Israel says it will not be ‘bound’ by future Iran deal
Tel Aviv is “concerned” about the potential outcome of the Vienna talks on the Iranian nuclear program that might be unfavorable to Israel, the prime minister has said, adding that its military would still act as they see fit.
“Israel is not part of the agreements,” Bennett told the Israeli parliament’s powerful Foreign Affairs and Defense Committee on Monday. Tel Aviv “is not bound by what is written in the agreements if they are signed,” he added.
The prime minister maintained that the Israel Defense Forces (IDF) will do whatever is deemed necessary to ensure Israel’s security. It will also make sure to retain “full freedom of operation in any place and at any time, with no limitations,” Bennett said.
Still, he admitted that “in terms of “the Vienna talks, the nuclear talks, we are indeed concerned.” According to the Israeli media, Tel Aviv fears that the talks might end up in a deal that it would deem unacceptable or no agreement at all.
The Times of Israel also reported that the IDF was “working intensively” to prepare a potential military strike on Iran’s nuclear sites in case of such an outcome. It did not cite any sources or data to justify this claim, though. Similar reports surfaced in the Israeli media in October 2021 when IDF Chief of Staff Aviv Kohavi reportedly ordered the nation’s air force to “intensely” drill for a potential strike.
On Monday, Bennett also said that the IDF was in the process of its largest rearming in years. The 2022 defense budget amounted to $19.2 billion, with a significant part of it allegedly dedicated to a potential military engagement against Iran, the Israeli media reported.
“We are investing in security rearmament of the IDF and the entire defense establishment. I would say this was rearmament that we haven’t seen for years. This rearmament is important to our survival,” Bennett said.
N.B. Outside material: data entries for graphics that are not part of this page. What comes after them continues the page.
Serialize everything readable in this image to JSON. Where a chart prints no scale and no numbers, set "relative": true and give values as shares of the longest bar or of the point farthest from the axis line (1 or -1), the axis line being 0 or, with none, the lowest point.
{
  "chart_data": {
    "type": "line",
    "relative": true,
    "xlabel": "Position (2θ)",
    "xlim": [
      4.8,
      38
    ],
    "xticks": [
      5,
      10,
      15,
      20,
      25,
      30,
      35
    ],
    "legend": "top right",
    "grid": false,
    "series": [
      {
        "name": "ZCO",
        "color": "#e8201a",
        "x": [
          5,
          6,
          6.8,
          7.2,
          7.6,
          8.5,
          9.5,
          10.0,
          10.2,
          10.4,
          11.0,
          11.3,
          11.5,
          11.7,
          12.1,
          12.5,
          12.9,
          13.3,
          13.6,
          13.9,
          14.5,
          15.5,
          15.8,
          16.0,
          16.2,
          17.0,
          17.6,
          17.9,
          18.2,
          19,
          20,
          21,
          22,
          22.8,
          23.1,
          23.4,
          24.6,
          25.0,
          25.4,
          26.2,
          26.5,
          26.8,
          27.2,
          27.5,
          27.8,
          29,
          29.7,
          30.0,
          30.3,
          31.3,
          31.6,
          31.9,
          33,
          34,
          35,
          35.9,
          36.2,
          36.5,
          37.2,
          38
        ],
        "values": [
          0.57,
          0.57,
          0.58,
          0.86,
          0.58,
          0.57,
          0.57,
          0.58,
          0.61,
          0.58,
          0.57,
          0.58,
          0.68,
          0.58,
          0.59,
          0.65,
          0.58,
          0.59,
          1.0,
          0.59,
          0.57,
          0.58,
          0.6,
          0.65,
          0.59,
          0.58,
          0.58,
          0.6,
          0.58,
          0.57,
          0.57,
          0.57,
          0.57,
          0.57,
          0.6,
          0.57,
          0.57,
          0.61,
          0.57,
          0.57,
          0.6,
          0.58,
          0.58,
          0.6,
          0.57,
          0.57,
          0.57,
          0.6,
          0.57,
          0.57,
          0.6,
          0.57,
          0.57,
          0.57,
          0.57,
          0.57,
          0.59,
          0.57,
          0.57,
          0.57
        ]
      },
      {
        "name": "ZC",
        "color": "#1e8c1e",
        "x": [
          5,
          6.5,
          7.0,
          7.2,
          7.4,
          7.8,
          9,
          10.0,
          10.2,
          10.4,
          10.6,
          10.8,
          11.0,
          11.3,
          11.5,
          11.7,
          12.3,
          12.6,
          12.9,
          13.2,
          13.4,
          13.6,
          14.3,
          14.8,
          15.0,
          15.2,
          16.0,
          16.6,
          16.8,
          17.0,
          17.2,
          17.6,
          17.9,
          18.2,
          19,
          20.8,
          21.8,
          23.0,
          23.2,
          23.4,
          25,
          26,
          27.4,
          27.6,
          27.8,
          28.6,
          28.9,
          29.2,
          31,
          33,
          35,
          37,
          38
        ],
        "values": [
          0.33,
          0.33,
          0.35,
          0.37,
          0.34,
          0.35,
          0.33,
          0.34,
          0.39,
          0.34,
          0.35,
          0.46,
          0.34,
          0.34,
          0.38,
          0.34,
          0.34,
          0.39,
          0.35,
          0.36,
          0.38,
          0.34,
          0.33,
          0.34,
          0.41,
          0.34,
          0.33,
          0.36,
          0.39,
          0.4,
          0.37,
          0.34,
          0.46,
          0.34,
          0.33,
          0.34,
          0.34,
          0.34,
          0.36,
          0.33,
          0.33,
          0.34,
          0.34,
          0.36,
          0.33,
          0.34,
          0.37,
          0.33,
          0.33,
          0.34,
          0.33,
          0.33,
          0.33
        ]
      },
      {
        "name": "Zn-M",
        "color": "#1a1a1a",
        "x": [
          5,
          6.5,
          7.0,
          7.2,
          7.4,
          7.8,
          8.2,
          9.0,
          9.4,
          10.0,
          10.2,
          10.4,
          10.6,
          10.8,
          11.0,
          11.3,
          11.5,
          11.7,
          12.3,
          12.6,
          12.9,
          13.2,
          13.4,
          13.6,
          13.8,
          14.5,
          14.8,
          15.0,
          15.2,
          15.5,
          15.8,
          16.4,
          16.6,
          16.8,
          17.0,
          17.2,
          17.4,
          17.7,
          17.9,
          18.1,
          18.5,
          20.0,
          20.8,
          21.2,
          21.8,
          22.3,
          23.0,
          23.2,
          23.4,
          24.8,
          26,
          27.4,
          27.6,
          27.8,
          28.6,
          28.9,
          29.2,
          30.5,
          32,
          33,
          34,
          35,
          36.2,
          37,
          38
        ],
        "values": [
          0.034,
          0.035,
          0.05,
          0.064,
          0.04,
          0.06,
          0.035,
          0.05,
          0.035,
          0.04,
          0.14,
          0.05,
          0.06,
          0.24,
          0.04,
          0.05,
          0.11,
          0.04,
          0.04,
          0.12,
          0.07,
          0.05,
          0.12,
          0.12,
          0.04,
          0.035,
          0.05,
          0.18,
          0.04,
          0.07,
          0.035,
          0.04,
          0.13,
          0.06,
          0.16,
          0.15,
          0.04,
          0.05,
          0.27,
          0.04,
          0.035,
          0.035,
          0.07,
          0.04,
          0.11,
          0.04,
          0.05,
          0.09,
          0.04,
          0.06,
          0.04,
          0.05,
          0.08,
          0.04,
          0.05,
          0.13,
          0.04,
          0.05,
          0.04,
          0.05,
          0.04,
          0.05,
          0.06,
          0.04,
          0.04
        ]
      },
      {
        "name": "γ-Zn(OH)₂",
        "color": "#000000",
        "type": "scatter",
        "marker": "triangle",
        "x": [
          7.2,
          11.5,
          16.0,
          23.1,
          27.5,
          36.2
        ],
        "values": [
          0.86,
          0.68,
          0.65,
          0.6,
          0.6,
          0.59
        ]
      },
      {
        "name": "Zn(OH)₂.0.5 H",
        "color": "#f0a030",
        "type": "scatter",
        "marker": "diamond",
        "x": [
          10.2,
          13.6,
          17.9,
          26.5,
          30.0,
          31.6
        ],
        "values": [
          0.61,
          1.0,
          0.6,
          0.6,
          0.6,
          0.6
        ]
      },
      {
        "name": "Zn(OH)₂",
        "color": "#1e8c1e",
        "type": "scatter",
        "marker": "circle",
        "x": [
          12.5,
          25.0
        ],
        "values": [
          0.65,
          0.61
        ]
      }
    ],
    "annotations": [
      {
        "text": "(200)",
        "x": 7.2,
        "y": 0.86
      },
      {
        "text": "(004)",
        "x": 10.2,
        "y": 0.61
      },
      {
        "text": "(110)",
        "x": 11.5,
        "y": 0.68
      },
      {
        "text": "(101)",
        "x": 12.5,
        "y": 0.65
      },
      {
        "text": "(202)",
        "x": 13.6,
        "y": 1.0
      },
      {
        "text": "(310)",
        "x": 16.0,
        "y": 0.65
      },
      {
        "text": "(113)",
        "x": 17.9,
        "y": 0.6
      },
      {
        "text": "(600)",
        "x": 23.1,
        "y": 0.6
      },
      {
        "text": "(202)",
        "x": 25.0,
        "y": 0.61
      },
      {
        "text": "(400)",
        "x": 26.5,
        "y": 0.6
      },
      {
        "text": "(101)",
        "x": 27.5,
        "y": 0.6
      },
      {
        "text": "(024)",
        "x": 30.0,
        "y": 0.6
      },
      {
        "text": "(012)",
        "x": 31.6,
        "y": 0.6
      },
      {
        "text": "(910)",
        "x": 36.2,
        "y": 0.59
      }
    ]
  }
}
Tehran previously dismissed Israel’s claims as “empty threats,” but vowed a harsh response in the case of an attack.
Talks on the revival of the 2015 nuclear deal with Iran, which de-facto crumbled after the US unilaterally withdrew from it under former president Donald Trump, have been ongoing at the International Atomic Energy Agency (IAEA) headquarters in Vienna. In late December, Iran said that the talks, which have been repeatedly paused for various reasons, were making “satisfactory progress.”